According to many specialists, the ease, speed and range of the internet adversely affects the intellectual capacity and attention span of users. Elena Mato, a specialist in clinical psychology, said teenagers who excessively use the internet can end up suffering overstimulation, psychological disorders and loss of privacy. Others argue that the internet has weakened our collective intellect due to the vast amounts of false or misinformed content circulating on websites.
A study by researchers at Ohio State University found that those students who most frequently used the social network Facebook had lower academic results. Aryn Karpinski, one of the researchers, said: “We cannot say that the use of Facebook leads them to study less and achieve worse grades, but we found a relation between both things. If Facebook did not exist, some students would possibly find other ways of avoiding studying and they would continue to receive bad grades. However, the decline in average daily grades could also be because those students spend too much time socialising online.”
Video games can prove highly addictive.
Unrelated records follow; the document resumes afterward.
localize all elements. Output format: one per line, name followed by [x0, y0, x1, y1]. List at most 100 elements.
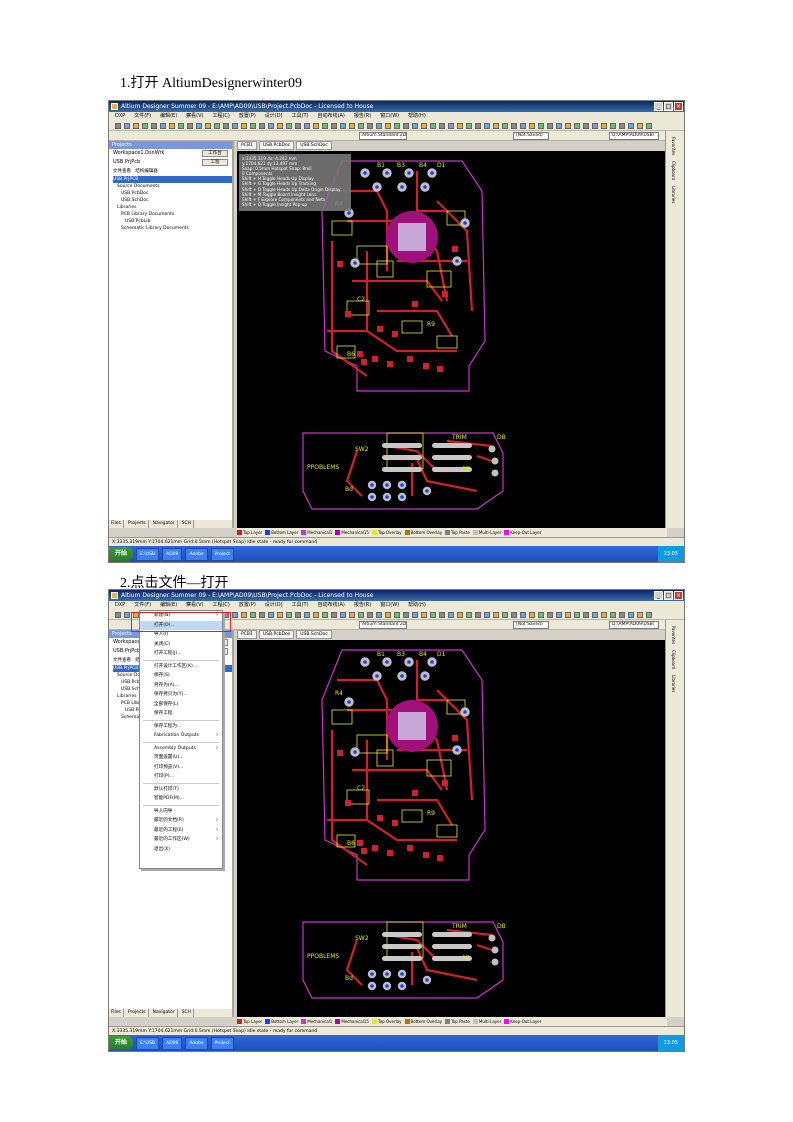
toolbar-icon[interactable] — [574, 123, 580, 129]
toolbar-icon[interactable] — [601, 612, 607, 618]
toolbar-icon[interactable] — [376, 612, 382, 618]
tree-item[interactable]: USB.PcbLib — [113, 218, 232, 225]
taskbar-item[interactable]: E:\USB — [136, 1036, 160, 1050]
menu-4[interactable]: 工程(C) — [212, 601, 229, 610]
toolbar-icon[interactable] — [268, 123, 274, 129]
toolbar-icon[interactable] — [547, 123, 553, 129]
toolbar-icon[interactable] — [592, 612, 598, 618]
toolbar-icon[interactable] — [394, 612, 400, 618]
path-field[interactable]: D:\AMP\AD09\USB\ — [609, 132, 659, 140]
toolbar-icon[interactable] — [313, 612, 319, 618]
file-menu-item[interactable]: Fabrication Outputs — [140, 731, 222, 741]
toolbar-icon[interactable] — [637, 123, 643, 129]
toolbar-icon[interactable] — [583, 612, 589, 618]
file-menu-item[interactable]: 打开设计工作区(K)... — [140, 662, 222, 672]
toolbar-icon[interactable] — [214, 123, 220, 129]
tree-item[interactable]: Source Documents — [113, 183, 232, 190]
toolbar-icon[interactable] — [493, 123, 499, 129]
file-menu-item[interactable]: 最近的工程(E) — [140, 826, 222, 836]
layer-tab[interactable]: Top Overlay — [371, 528, 402, 537]
toolbar-icon[interactable] — [385, 612, 391, 618]
file-menu-item[interactable]: 页面设置(U)... — [140, 753, 222, 763]
menu-0[interactable]: DXP — [115, 112, 125, 121]
file-menu-item[interactable]: 全部保存(L) — [140, 700, 222, 710]
menu-5[interactable]: 放置(P) — [239, 112, 256, 121]
doc-tab[interactable]: USB.SchDoc — [296, 630, 332, 639]
toolbar-icon[interactable] — [349, 612, 355, 618]
toolbar-icon[interactable] — [178, 123, 184, 129]
toolbar-icon[interactable] — [259, 123, 265, 129]
menu-6[interactable]: 设计(D) — [265, 601, 283, 610]
file-menu-item[interactable]: 保存(S) — [140, 671, 222, 681]
toolbar-icon[interactable] — [340, 123, 346, 129]
file-menu-item[interactable]: 另存为(A)... — [140, 681, 222, 691]
workspace-button[interactable]: 工作台 — [202, 150, 228, 157]
toolbar-icon[interactable] — [223, 123, 229, 129]
toolbar-icon[interactable] — [151, 123, 157, 129]
file-menu-item[interactable]: 退出(X) — [140, 845, 222, 855]
toolbar-icon[interactable] — [115, 612, 121, 618]
toolbar-icon[interactable] — [439, 612, 445, 618]
toolbar-icon[interactable] — [556, 612, 562, 618]
path-field[interactable]: D:\AMP\AD09\USB\ — [609, 621, 659, 629]
toolbar-icon[interactable] — [466, 612, 472, 618]
doc-tab[interactable]: USB.PcbDoc — [258, 141, 295, 150]
toolbar-icon[interactable] — [646, 612, 652, 618]
file-menu-item[interactable]: 保存工程为... — [140, 722, 222, 732]
right-panel-tab[interactable]: Favorites — [671, 626, 676, 644]
layer-tab[interactable]: Bottom Layer — [265, 528, 298, 537]
doc-tab[interactable]: PCB1 — [237, 141, 257, 150]
toolbar-icon[interactable] — [457, 612, 463, 618]
toolbar-icon[interactable] — [250, 612, 256, 618]
file-menu-item[interactable]: 关闭(C) — [140, 640, 222, 650]
taskbar-item[interactable]: E:\USB — [136, 547, 160, 561]
doc-tab[interactable]: USB.PcbDoc — [258, 630, 295, 639]
toolbar-icon[interactable] — [403, 123, 409, 129]
variant-select[interactable]: (Not Saved) — [513, 621, 549, 629]
file-menu-item[interactable]: 保存工程 — [140, 709, 222, 719]
right-panel-tab[interactable]: Libraries — [671, 675, 676, 692]
workspace-field[interactable]: Workspace1.DsnWrk — [113, 150, 164, 156]
menu-8[interactable]: 自动布线(A) — [318, 601, 345, 610]
menu-11[interactable]: 帮助(H) — [408, 112, 426, 121]
toolbar-icon[interactable] — [376, 123, 382, 129]
toolbar-icon[interactable] — [160, 123, 166, 129]
toolbar-icon[interactable] — [484, 123, 490, 129]
toolbar-icon[interactable] — [313, 123, 319, 129]
tree-item[interactable]: USB.PrjPCB — [113, 176, 232, 183]
project-button[interactable]: 工程 — [202, 159, 228, 166]
toolbar-icon[interactable] — [565, 612, 571, 618]
toolbar-icon[interactable] — [277, 123, 283, 129]
toolbar-icon[interactable] — [187, 123, 193, 129]
toolbar-icon[interactable] — [403, 612, 409, 618]
menu-6[interactable]: 设计(D) — [265, 112, 283, 121]
toolbar-icon[interactable] — [412, 612, 418, 618]
layer-tab[interactable]: Keep-Out Layer — [504, 528, 541, 537]
toolbar-icon[interactable] — [529, 612, 535, 618]
toolbar-icon[interactable] — [583, 123, 589, 129]
menu-5[interactable]: 放置(P) — [239, 601, 256, 610]
toolbar-icon[interactable] — [277, 612, 283, 618]
toolbar-icon[interactable] — [520, 123, 526, 129]
minimize-button[interactable]: _ — [654, 591, 663, 600]
panel-tab[interactable]: Files — [109, 520, 124, 528]
layer-tab[interactable]: Keep-Out Layer — [504, 1017, 541, 1026]
toolbar-icon[interactable] — [232, 612, 238, 618]
toolbar-icon[interactable] — [250, 123, 256, 129]
toolbar-icon[interactable] — [511, 123, 517, 129]
taskbar-item[interactable]: AD09 — [162, 547, 183, 561]
right-panel-tab[interactable]: Clipboard — [671, 161, 676, 180]
taskbar-item[interactable]: Project — [210, 547, 235, 561]
toolbar-icon[interactable] — [421, 123, 427, 129]
toolbar-icon[interactable] — [538, 123, 544, 129]
toolbar-icon[interactable] — [475, 612, 481, 618]
toolbar-icon[interactable] — [385, 123, 391, 129]
menu-2[interactable]: 编辑(E) — [160, 601, 177, 610]
toolbar-icon[interactable] — [205, 123, 211, 129]
toolbar-icon[interactable] — [619, 123, 625, 129]
layer-tab[interactable]: Mechanical15 — [335, 528, 369, 537]
toolbar-icon[interactable] — [124, 612, 130, 618]
toolbar-icon[interactable] — [628, 612, 634, 618]
variant-select[interactable]: (Not Saved) — [513, 132, 549, 140]
toolbar-icon[interactable] — [619, 612, 625, 618]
Indeed, many relationships, such as those between parents and children and between couples, have been adversely affected by individuals spending too much time playing computer games. In extreme cases, addiction to the virtual worlds offered by video games can prove life-threatening. In 2011, a coroner’s court heard how 20-year-old Chris Staniforth of Sheffield died from deep vein thrombosis caused by sitting still while playing his Xbox for at least 12 hours a day. In a statement released after the death, Xbox manufacturers Microsoft said: “We recommend gamers take breaks to exercise as well as make time for other pursuits."
The remote control has made us all less physically active by the very fact that we do not have to get out of our chairs to change channels on the television. On a mental level it has also given us the capacity to turn ourselves into television zombies, aimlessly zapping through hundreds of channels without the will or desire to invest time in watching a programme for more than a couple of minutes.